The API is extended with a set of new API calls and some global settings to control how the collection of data is done. The following are the new API endpoints implemented for this feature:
o ‘listUsageServerMetrics’ .
“id”: The uuid of the management server.
“hostname”: the hostname of the management server.
“agentcount”: the number of hosts that are controlled by this Management Server, this includes system Vm agents and host agents
“availableprocessors”: CPUs available to the MS process
“collectiontime”: timestamp for which the data returned was accurate
“cpuload”: percentage of CPU capacity used
“dbislocal”: is the DB running on the same machine as the MS
“heapmemorytotal”: the total amount of heap this server process has available
“heapmemoryused”: the amount of heap this server process uses at the time of recording
“javadistribution”: “Red Hat, Inc.”,
“lastboottime”: The time the host on which this MS runs started.
“lastserverstart”: The time the server process started.
“lastserverstop”: The last time the server process for this host stopped.

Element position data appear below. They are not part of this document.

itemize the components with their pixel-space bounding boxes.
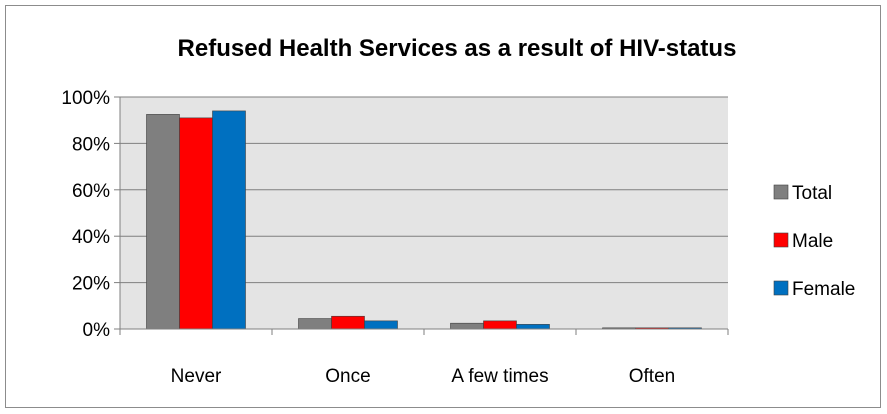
y-tick-label: 20% (72, 274, 110, 295)
y-tick-label: 40% (72, 227, 110, 248)
bar-male-never (179, 117, 213, 330)
x-tick-label: Never (171, 366, 222, 387)
x-tick-label: Once (325, 366, 370, 387)
legend-swatch-male (773, 232, 789, 248)
chart-title: Refused Health Services as a result of H… (178, 35, 737, 62)
legend-label-female: Female (792, 279, 855, 300)
legend: Total Male Female (773, 183, 855, 300)
bar-female-a-few-times (516, 324, 550, 330)
legend-label-total: Total (792, 183, 832, 204)
bar-female-never (212, 110, 246, 330)
x-tick-label: Often (629, 366, 675, 387)
legend-swatch-total (773, 184, 789, 200)
y-tick-label: 0% (83, 320, 111, 341)
bar-male-a-few-times (483, 320, 517, 330)
bar-total-once (298, 318, 332, 330)
bar-total-a-few-times (450, 322, 484, 330)
bar-female-once (364, 320, 398, 330)
bar-male-once (331, 315, 365, 330)
y-tick-label: 80% (72, 134, 110, 155)
bar-total-never (146, 114, 180, 330)
plot-area: 0% 20% 40% 60% 80% 100% Never Once A few times Of… (61, 88, 729, 387)
y-tick-label: 100% (61, 88, 110, 109)
x-tick-label: A few times (451, 366, 548, 387)
y-tick-label: 60% (72, 181, 110, 202)
legend-label-male: Male (792, 231, 833, 252)
legend-swatch-female (773, 280, 789, 296)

“loginfo”: A description of the partition and the disk usage, i.e. “/var/log/cloudstack/management/management-server.log using: 48M\non disk /dev/mapper/centos-root mounted on / (19% full)”,
“name”: (host)name of the management server
“osdistribution”: i.e. “CentOS Linux 7 (Core)”,
“sessions”: the number of active http sessions
“state”: “Up” or “Down”,
“systemcycleusage”: The system load for user, the system processes and the system idle cycles.
“systemloadaverages”: The load averages for 1, 5 and 15 minutes of the host
“systemmemoryfree”: “464.66 MB”,
“systemmemorytotal”: “3.84 GB”,
“systemmemoryvirtualsize”: “5.08 GB”,
“usageislocal”: ”true” if a Usage Server is running on the host of this Management Server. Note that this does not mean that it is the Usage Server that processes the usage records.
“version”: the CloudStack version running on this host, i.e. “126.96.36.199-SNAPSHOT”
“collectiontime”: The timestamp for which the data returned was accurate.
“connections”: the number of open DB connections
“dbloadaverages”: A list with the queries per second over the measured periods. The significance of these depends on the duration of the period setting ‘database.server.stats.interval’.
“hostname”: The host running the database server.
“queries”: the total number of queries that ran on the server since starting
“replicas”: A list of replicas for the DB if configured by the user.
“uptime”: The number of seconds since starting
“version”: i.e. “5.5.68-MariaDB”,
“versioncomment”: i.e. “MariaDB Server”
“collectiontime”: The timestamp for which the data returned was accurate. For the Usage Server, this is usually the time of calling as none of the data needs collecting of pre-processing.
“hostname”: the name/ip of the host running the responsible usage server, note that this may be any of the management server hosts or a completely different host.
“lastheartbeat”: the last time the usage server checked for work ready to be done.
“lastsuccessfuljob”: the completion time of the last job
“state”: “Up” or “Down”.
The following are the new global settings introduced:
|management.server.stats.interval||Time interval in seconds, for management servers’ stats collection. Set to <= 0 to disable management servers stats.||60|
|database.server.stats.interval||Time interval in seconds, for database servers’ stats collection. Set to <= 0 to disable database servers stats.||60|
|database.server.stats.retention||The number of queries/seconds values to retain in history. This will define for how many periods of ‘database.server.stats.interval’ seconds, the queries/seconds values will be kept in memory.||3|
For those that want to extend the feature, a small description of the implementation follows.
In a class named StatusCollector, the data is gathered and put into an object map with the id of the server as a key.
After collection, the data is send to any other MS that may be alive through the ClusterManager.
This is then also added to the above-mentioned object map.
On executing the APIs, the regular service data will be retrieved.
Following this, the metrics data will be retrieved. The responsibility for this will be delegated to the MetricService.
This service will in turn retrieve the appropriate record from the local StatusCollector.